Pero no se trata de fenómenos
circunscriptos al campo del arte, y el del discurso político ha sido tan
sensible a ese estallido lúdico y metadiscursivo como el de la información. Y
con enunciaciones que lo practican como propio (al discurso que se muestra como
específicamente político) desde lugares en los que se evitaba asumirlo como
marca: cuando el acontecimiento informado ha sido el discurso de una figura
pública en los medios informativos se lo trabaja desde los medios como insumo
de diálogo (a veces comentando frase por frase), o como conjunto de síntomas (a
interpretar, también por fragmentos, desde diferentes disciplinas), o como
texto multilingüe, dirigido, con apelación a jergas a reconocer y descifrar, a
una sucesión de destinatarios a la vez secretos y públicos.
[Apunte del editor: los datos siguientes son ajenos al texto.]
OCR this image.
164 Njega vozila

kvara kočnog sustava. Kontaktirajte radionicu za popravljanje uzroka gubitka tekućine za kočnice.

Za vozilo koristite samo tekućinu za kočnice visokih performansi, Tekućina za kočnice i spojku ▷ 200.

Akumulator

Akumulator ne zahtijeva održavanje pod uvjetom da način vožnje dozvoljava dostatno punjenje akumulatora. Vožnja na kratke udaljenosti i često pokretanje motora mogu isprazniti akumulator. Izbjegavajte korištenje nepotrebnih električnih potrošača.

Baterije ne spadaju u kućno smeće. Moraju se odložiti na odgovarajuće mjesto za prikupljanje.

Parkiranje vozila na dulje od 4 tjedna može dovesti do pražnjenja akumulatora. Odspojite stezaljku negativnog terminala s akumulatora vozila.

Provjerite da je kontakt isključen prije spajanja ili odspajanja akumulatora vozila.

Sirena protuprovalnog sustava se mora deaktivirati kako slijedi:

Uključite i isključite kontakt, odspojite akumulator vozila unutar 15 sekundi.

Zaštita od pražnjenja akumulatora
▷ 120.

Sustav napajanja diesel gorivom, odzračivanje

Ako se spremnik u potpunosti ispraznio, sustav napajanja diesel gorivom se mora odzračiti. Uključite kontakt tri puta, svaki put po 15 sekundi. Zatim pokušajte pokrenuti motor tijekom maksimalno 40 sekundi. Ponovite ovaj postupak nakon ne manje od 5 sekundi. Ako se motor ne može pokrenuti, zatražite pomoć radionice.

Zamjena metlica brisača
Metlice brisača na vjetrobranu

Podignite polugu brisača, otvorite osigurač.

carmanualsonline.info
Pero el discurso del funcionario
o el político, enunciado ahora como la primera instancia de una circulación
multigenérica (a la mañana siguiente se lo verá trabajado como relato policial,
como teatro de costumbres, como autobiografía, como round…), también ha crecido en diversidad. Por motivos que exceden
los provistos por el tratamiento mediático (dicen que hoy el político, tanto el
de acá como el del resto del mundo, tiene que demostrar que su discurso da
cuenta no sólo de su proyecto de gestión, sino también del misterioso día que
pasa), los discursos oficiales también tienen formas y procederes múltiples. Y
el tema del día pudo ser escandido en la alternancia con las anécdotas del
chiste popular (en Chávez), con el dato puesto con inflexión de discusión
parlamentaria (Cristina) o con la convocación histórica y étnica, en formas
múltiples, de los pueblos originarios (Morales). En cada caso, como un recurso
entre muchos; y entrando en asociaciones impredecibles con las formas y
tonalidades amigas y enemigas del contexto.
Tratando de volver a la relación
entre consenso y confrontación en nuestro discurso político: la comunicación
multigenérica y multiestilística que, por ahora, parece haber vuelto para
quedarse, practicada, con intención o no, por todos los personajes en escena,
parece también prometer, una vez más, confrontaciones y consensos a definir y
redefinir durante su desarrollo. Tal vez como pasó en los períodos
fundacionales de los partidos nacidos sin
libro (el radicalismo primero, el peronismo después), con los partidos con libro tratando, sin lograrlo, de
hacer entender que los consensos y las confrontaciones tenían que haber sido,
primero, escritos. Lo que no implicó, de ninguno de los dos lados, falta de
escritura. Probablemente, sí, una diferencia más en relación con el concepto de
cierre: una contemporaneidad con novedoso ejercicio de gobierno vuelve a la
argumentación de fuera del discurso. Unos haceres convocan consensos que deben
definirse en términos de lo que ha ocurrido en términos de cambio de
relaciones, de paisaje...
* Semiólogo, escritor y poeta.
[1]
La acotación del campo a la
que se hace referencia es la propuesta por Jean François Lyotard, a partir de
un debate con Richard Rorty, en Moralidades
posmodernas, ed. Madrid, Tecnos, 1998 (1993), especialmente cap. 9.